Mr. Berg said his decision to run for Senate was based on the need for his party to take control of the Senate, which since last year repeatedly has blocked measures passed in the Republican-led House.

“In order to change Washington we need to change the Senate,” Mr. Berg told The Washington Times. “We changed the conversation in the U.S. House … and by changing the U.S. Senate we can turn that conversation into action.”

The Berg campaign and its allies have portrayed Ms. Heitkamp as a liberal “Obama Democrat” who has supported the president’s health care law.

But the Democrat has shied away from any full-throated endorsements of the president. She has said that while she is opposed to repealing his controversial health care reforms, “there are some serious problems with the law” that need fixing.

Ms.
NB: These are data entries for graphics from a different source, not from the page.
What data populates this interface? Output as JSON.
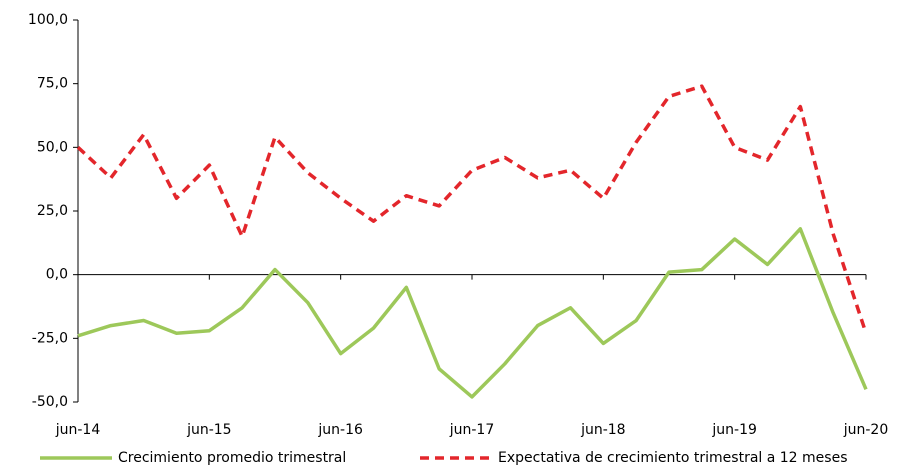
{
  "chart_data": {
    "type": "line",
    "categories": [
      "jun-14",
      null,
      null,
      null,
      "jun-15",
      null,
      null,
      null,
      "jun-16",
      null,
      null,
      null,
      "jun-17",
      null,
      null,
      null,
      "jun-18",
      null,
      null,
      null,
      "jun-19",
      null,
      null,
      null,
      "jun-20"
    ],
    "series": [
      {
        "name": "Crecimiento promedio trimestral",
        "color": "#9dc85a",
        "dashed": false,
        "values": [
          -24,
          -20,
          -18,
          -23,
          -22,
          -13,
          2,
          -11,
          -31,
          -21,
          -5,
          -37,
          -48,
          -35,
          -20,
          -13,
          -27,
          -18,
          1,
          2,
          14,
          4,
          18,
          -15,
          -45
        ]
      },
      {
        "name": "Expectativa de crecimiento trimestral a 12 meses",
        "color": "#e3262b",
        "dashed": true,
        "values": [
          50,
          38,
          55,
          30,
          43,
          15,
          54,
          40,
          30,
          21,
          31,
          27,
          41,
          46,
          38,
          41,
          30,
          52,
          70,
          74,
          50,
          45,
          66,
          16,
          -23
        ]
      }
    ],
    "ylim": [
      -50,
      100
    ],
    "yticks": [
      {
        "value": -50,
        "label": "-50,0"
      },
      {
        "value": -25,
        "label": "-25,0"
      },
      {
        "value": 0,
        "label": "0,0"
      },
      {
        "value": 25,
        "label": "25,0"
      },
      {
        "value": 50,
        "label": "50,0"
      },
      {
        "value": 75,
        "label": "75,0"
      },
      {
        "value": 100,
        "label": "100,0"
      }
    ],
    "grid": false
  }
}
Heitkamp also favors the Keystone XL oil pipeline, a proposed project that would bring oil to the U.S. from the tar sands of Alberta, Canada, the administration has shunned.

“She has been successful so far in defining herself and not letting Republicans saddle her with the Obama label,” Mr. Gonzales said.

The oil boom impact

Western North Dakota’s oil fields loom as an X factor in the race. With both candidates holding similar views on oil, coal and energy, it’s difficult to predict how oil industry workers will vote. And because many workers hail from other states, it’s uncertain if they even would vote in the state.

Further complicating the issue is North Dakota’s easy voter requirements, which say residents only have to live in the state 30 days prior to an election to cast a ballot.

“It’s not your normal stereotypical Democrat vs. Republican (race) where the fossil fuel industry wouldn’t like the Democrat,” said Chad Oban, a North Dakota Democratic strategist who isn’t working on the Heitkamp campaign. Ms. Heitkamp “has as great relationship with those folks out west who work in both the coal and oil fields.”

The surprisingly close race has forced Mr. Berg, the GOP and its allies to spend more time and money on the race than expected. Outside groups, including super PACs, have poured more than $8.6 million into the contest — an unusually high amount for a small population state like North Dakota that hasn’t had a competitive Senate race since the 1980s.

Experts say that despite Mrs. Heitkamp’s strengths and the challenges facing Mr. Berg, the conservative political climate of North Dakota — and Mr. Romney’s popularity there — likely will push Mr. Berg to victory.

“I would be surprised if Heitkamp were to win,” Mr. Bauroth said. “I’d expect there will be more Republicans to come home to Berg than stick with Heitkamp at this point.